Até agora, tudo verde. Ainda assim, como acontecia quando era movida a carvão, a usina demanda até 100 milhões de galões de água diariamente para resfriamento, devolvendo-a ao lago Seneca cerca de sete graus mais quente. Ambientalistas locais a chamam de “liquidificador gigante de peixes” e culpam a água aquecida por reduzir os níveis de oxigênio e contribuir para a proliferação de algas. O CEO Jeff Kirt observa que a água descartada da planta está dentro dos limites estabelecidos e diz que tem adicionado mais sistemas para diminuir os impactos da operação. A empresa planeja abrir o capital ainda este ano.
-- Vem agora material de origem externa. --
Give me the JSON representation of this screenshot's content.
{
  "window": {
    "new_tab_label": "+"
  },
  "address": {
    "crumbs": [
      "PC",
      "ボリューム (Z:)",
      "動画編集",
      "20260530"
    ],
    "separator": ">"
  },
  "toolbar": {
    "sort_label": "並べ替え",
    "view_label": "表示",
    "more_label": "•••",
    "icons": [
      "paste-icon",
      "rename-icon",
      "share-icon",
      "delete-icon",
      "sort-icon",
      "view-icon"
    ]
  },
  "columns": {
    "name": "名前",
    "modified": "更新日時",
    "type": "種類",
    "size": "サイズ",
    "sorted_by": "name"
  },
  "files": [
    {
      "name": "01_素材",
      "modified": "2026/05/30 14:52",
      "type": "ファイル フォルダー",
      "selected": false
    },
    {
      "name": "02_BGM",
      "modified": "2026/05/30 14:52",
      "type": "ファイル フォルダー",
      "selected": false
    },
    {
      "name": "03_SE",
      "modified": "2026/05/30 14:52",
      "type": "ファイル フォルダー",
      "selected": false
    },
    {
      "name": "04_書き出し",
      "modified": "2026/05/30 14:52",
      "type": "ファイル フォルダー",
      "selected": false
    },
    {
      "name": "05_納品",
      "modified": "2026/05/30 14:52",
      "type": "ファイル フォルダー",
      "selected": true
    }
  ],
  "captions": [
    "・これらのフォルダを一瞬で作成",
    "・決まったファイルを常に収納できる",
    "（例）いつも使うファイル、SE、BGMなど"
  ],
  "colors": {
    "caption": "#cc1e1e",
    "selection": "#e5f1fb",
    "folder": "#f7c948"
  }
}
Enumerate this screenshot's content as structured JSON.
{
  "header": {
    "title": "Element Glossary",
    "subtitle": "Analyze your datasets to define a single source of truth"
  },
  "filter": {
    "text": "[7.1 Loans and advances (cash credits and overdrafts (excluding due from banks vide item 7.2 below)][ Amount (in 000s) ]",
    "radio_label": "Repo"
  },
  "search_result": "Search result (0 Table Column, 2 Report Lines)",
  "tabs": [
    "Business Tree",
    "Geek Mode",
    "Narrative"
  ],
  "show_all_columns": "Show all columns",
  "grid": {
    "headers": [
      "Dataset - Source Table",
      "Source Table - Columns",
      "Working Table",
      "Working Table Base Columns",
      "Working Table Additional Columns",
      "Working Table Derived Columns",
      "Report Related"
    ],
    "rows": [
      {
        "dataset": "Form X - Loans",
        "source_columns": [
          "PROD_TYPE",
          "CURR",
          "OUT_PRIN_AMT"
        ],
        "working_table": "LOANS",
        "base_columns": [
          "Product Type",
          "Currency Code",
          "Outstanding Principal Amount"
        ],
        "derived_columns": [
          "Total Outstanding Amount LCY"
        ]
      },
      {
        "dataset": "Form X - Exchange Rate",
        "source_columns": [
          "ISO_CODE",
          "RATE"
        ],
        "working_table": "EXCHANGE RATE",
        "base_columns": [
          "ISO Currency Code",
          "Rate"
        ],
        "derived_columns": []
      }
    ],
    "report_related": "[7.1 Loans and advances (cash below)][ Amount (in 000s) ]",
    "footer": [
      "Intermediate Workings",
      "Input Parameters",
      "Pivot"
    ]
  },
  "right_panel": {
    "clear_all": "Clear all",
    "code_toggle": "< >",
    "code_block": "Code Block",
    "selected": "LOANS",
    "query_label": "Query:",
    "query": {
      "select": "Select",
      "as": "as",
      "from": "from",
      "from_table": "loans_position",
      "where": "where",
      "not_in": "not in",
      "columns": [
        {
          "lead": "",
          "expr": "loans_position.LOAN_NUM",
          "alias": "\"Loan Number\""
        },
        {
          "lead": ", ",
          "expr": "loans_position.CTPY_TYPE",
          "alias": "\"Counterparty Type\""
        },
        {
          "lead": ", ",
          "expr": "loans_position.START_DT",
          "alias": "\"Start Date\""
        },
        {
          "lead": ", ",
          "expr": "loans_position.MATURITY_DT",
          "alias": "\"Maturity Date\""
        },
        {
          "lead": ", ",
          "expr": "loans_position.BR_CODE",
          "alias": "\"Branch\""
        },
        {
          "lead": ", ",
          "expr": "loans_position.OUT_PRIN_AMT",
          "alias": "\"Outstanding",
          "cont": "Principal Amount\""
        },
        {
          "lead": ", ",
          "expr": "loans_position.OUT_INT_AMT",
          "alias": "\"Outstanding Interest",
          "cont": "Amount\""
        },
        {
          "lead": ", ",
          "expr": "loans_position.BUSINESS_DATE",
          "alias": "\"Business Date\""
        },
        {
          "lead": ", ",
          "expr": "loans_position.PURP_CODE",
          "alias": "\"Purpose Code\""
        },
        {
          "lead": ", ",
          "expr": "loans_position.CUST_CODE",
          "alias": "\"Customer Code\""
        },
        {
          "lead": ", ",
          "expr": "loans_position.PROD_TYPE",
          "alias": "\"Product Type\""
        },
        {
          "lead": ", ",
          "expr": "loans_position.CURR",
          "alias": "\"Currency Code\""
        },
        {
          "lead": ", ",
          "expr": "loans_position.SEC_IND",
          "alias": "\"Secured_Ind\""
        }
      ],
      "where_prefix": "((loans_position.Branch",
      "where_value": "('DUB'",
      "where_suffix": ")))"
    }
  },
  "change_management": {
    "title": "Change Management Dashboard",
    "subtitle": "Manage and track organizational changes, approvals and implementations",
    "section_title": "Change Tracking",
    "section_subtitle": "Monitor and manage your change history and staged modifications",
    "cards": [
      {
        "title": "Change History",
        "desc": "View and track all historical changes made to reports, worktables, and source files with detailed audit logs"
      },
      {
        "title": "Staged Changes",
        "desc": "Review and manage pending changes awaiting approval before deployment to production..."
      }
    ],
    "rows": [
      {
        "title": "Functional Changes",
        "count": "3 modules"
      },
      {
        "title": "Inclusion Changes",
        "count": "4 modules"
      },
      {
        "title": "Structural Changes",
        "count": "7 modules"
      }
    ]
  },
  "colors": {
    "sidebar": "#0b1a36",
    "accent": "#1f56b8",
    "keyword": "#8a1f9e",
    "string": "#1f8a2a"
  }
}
De volta à Pensilvânia, os ambientalistas não estão totalmente entusiasmados com o fato da usina Scrubgrass, de Spence, receber o mesmo subsídio que a energia hidrelétrica. Mas o estado decidiu que é melhor ter dióxido de carbono emitido por uma usina de queima de resíduos de carvão do que deixar o material em fossas poluentes.
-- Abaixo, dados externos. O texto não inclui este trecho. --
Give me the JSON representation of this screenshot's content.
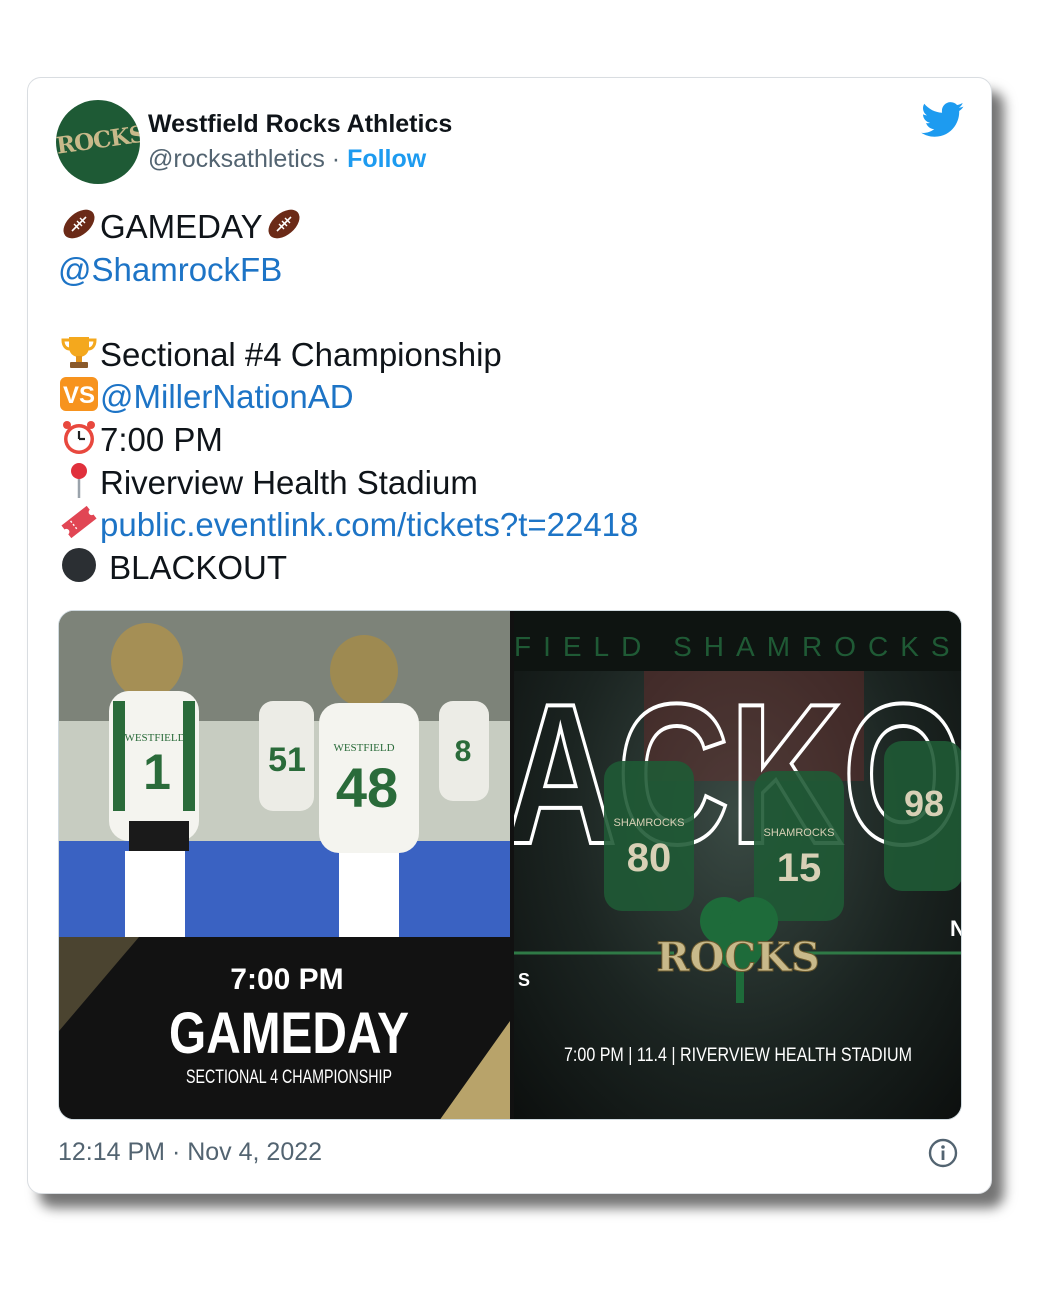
{
  "account": {
    "display_name": "Westfield Rocks Athletics",
    "handle": "@rocksathletics",
    "separator": "·",
    "follow_label": "Follow",
    "avatar_text": "ROCKS",
    "avatar_color": "#1e5a35"
  },
  "tweet": {
    "lines": {
      "gameday": "GAMEDAY",
      "mention_team": "@ShamrockFB",
      "championship": "Sectional #4 Championship",
      "opponent": "@MillerNationAD",
      "time": "7:00 PM",
      "venue": "Riverview Health Stadium",
      "tickets_link": "public.eventlink.com/tickets?t=22418",
      "theme": " BLACKOUT"
    },
    "emojis": [
      "football-emoji",
      "trophy-emoji",
      "vs-emoji",
      "alarm-clock-emoji",
      "round-pushpin-emoji",
      "ticket-emoji",
      "black-circle-emoji"
    ]
  },
  "media": {
    "left_image": {
      "time": "7:00 PM",
      "title": "GAMEDAY",
      "subtitle": "SECTIONAL 4 CHAMPIONSHIP",
      "jersey_numbers": [
        "1",
        "48",
        "51",
        "8"
      ],
      "jersey_text": "WESTFIELD"
    },
    "right_image": {
      "banner_top": "FIELD SHAMROCKS FOOT",
      "big_word": "ACKO",
      "logo_text": "ROCKS",
      "footer": "7:00 PM | 11.4 | RIVERVIEW HEALTH STADIUM",
      "edge_letter_right": "N",
      "edge_letter_left": "S",
      "jersey_numbers": [
        "80",
        "15",
        "98"
      ],
      "jersey_text": "SHAMROCKS"
    }
  },
  "footer": {
    "timestamp": "12:14 PM · Nov 4, 2022"
  },
  "colors": {
    "link": "#1d74c6",
    "follow": "#1d9bf0",
    "text": "#0f1419",
    "muted": "#536471",
    "twitter_blue": "#1d9bf0",
    "gold": "#c8b98a",
    "green": "#1e5a35"
  },
  "icons": {
    "brand": "twitter-bird-icon",
    "info": "info-icon"
  }
}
“O problema é real”, insiste Spence. “A única maneira de consertar é através dessas plantas.” A tecnologia produzida em Scrubgrass não era amplamente utilizada desde a década de 1990 e é cara. Um reator especial queima os rejeitos, produzindo uma cinza de alto pH que é aplicada nos resíduos restantes para neutralizar sua acidez. A economia só faz sentido com a adição da mineração de bitcoin.
Spence tem um novo parceiro bem relacionado, que até 2019 chefiava os investimentos de recursos naturais na gigante de private equity Apollo Global Management. Os dois cofundaram a Stronghold Digital Mining, que agora possui a Scrubgrass. Em junho, a Stronghold levantou US$ 105 milhões – o suficiente para comprar mais equipamentos de mineração de bitcoin, adquirir uma segunda e, possivelmente, uma terceira usina de queima de rejeitos de carvão. A companhia já entrou com documentos preliminares para abrir o capital.